Whether it was interference from the Red Warlock radio jammer or not, none of them knew. Not even Sergeant Gilbert. As it was, bomb disposal robots such as Thor had frequent breakdowns and glitches. The price of high tech.

“I'll cowboy it,” Dylan said after a few seconds, pulling on nitrile gloves, feeling the powder of them mix with the sweat of his hands.

“You're an Indian, not a cowboy,” Claussen said.

“But you're not much of a comedian. Next time you pray, ask for some new material.” Dylan took a few deep breaths and ran out around the protection of their Humvee, not giving Sergeant Gilbert a chance to say anything. If he'd given the sarge that chance, he knew he would have been ordered to stay put.

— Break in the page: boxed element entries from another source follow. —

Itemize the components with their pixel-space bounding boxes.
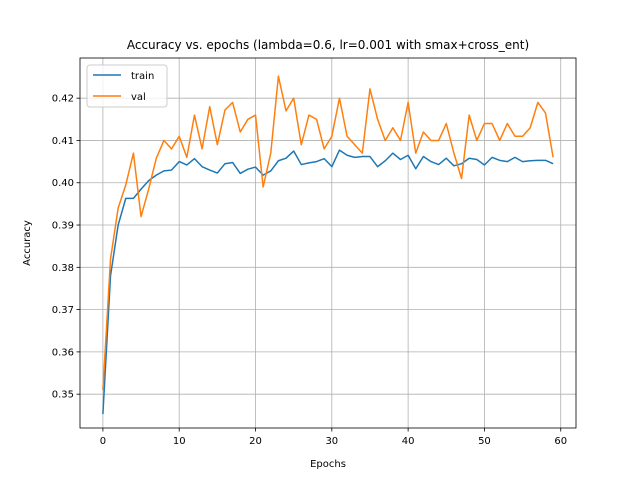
x-tick-label: 50	[478, 436, 491, 447]
series-line-val	[102, 75, 554, 390]
y-axis-label: Accuracy	[22, 220, 33, 266]
legend-label-train: train	[131, 71, 154, 82]
y-tick-label: 0.38	[52, 263, 74, 274]
x-axis-label: Epochs	[310, 459, 346, 470]
plot-frame	[79, 57, 577, 429]
legend: train val	[86, 64, 168, 108]
x-tick-label: 40	[402, 436, 415, 447]
legend-box	[86, 64, 168, 108]
y-tick-label: 0.40	[52, 178, 74, 189]
x-tick-label: 0	[100, 436, 106, 447]
x-tick-label: 10	[173, 436, 186, 447]
axis-ticks: 0 10 20 30 40 50 60 0.35 0.36 0.37 0.38 0.39 0.40 0.4…	[52, 94, 567, 447]
y-tick-label: 0.35	[52, 390, 74, 401]
x-tick-label: 20	[249, 436, 262, 447]
y-tick-label: 0.42	[52, 94, 74, 105]
x-tick-label: 60	[554, 436, 567, 447]
series-layer	[102, 75, 554, 415]
y-tick-label: 0.37	[52, 305, 74, 316]
series-line-train	[102, 149, 554, 415]
y-tick-label: 0.41	[52, 136, 74, 147]
x-tick-label: 30	[325, 436, 338, 447]
chart-title: Accuracy vs. epochs (lambda=0.6, lr=0.00…	[127, 38, 529, 52]
y-tick-label: 0.36	[52, 347, 74, 358]
legend-label-val: val	[131, 92, 146, 103]
y-tick-label: 0.39	[52, 221, 74, 232]
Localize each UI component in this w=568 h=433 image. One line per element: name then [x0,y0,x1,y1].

Dylan felt his heart pounding in his ears as he approached the robot. Quickly, he pulled out a plastic baggie, retrieved the walkie-talkie from Thor's clawed arm, and bagged the black box. Back at the workshop, they'd turn it over to CEXC, the Combat Explosives Exploitation Cell, whose brainiacs would dissect the walkie-talkie the way CSI investigators analyzed crime scene evidence. That's why Dylan wore blue nitrile gloves and bagged the walkie-talkie before touching anything else: to protect the evidence. CEXC researchers would scan it for fingerprints, for DNA, to see if they could link it to other bombs being made. They would also analyze the receiver's frequency to make sure all Warlocks in the field were programmed to jam the new signal, whenever they found one.

Jamming the receiver into his pocket, he glanced down at Thor. The robot was just a couple feet high, about three feet long, little more than two giant tracks and an articulated arm. He could probably pick it up, hoof it back; it was only twenty yards, after all. At roughly 120 pounds, it would be difficult, but he'd be saving a key piece of $125,000-equipment; in an odd way, Thor was as much a part of their team as Sergeant Gilbert, Claussen, or himself.

He stooped down to the robot, then jumped when it leapt to life once again. The robot pivoted its arm for a second, as if beckoning Dylan to follow, then turned on its tracks and began scuttling back toward the pod of Humvees. Dylan jogged along behind it, thinking he'd reach down and scoop up the machine if it showed any more signs of crankiness. Even so, he was glad he didn't have to pick it up and carry it.

Thirty seconds later Thor and Dylan slipped behind the Humvee again. Sergeant Gilbert just gave him a hard stare for a few moments, then a slight nod. It was an acknowledgment that Dylan had rushed into something he shouldn't have; he'd put his life in danger, running out into the open without an order and without cover. As an EOD tech in an already-small company of twenty-one soldiers, he was too valuable.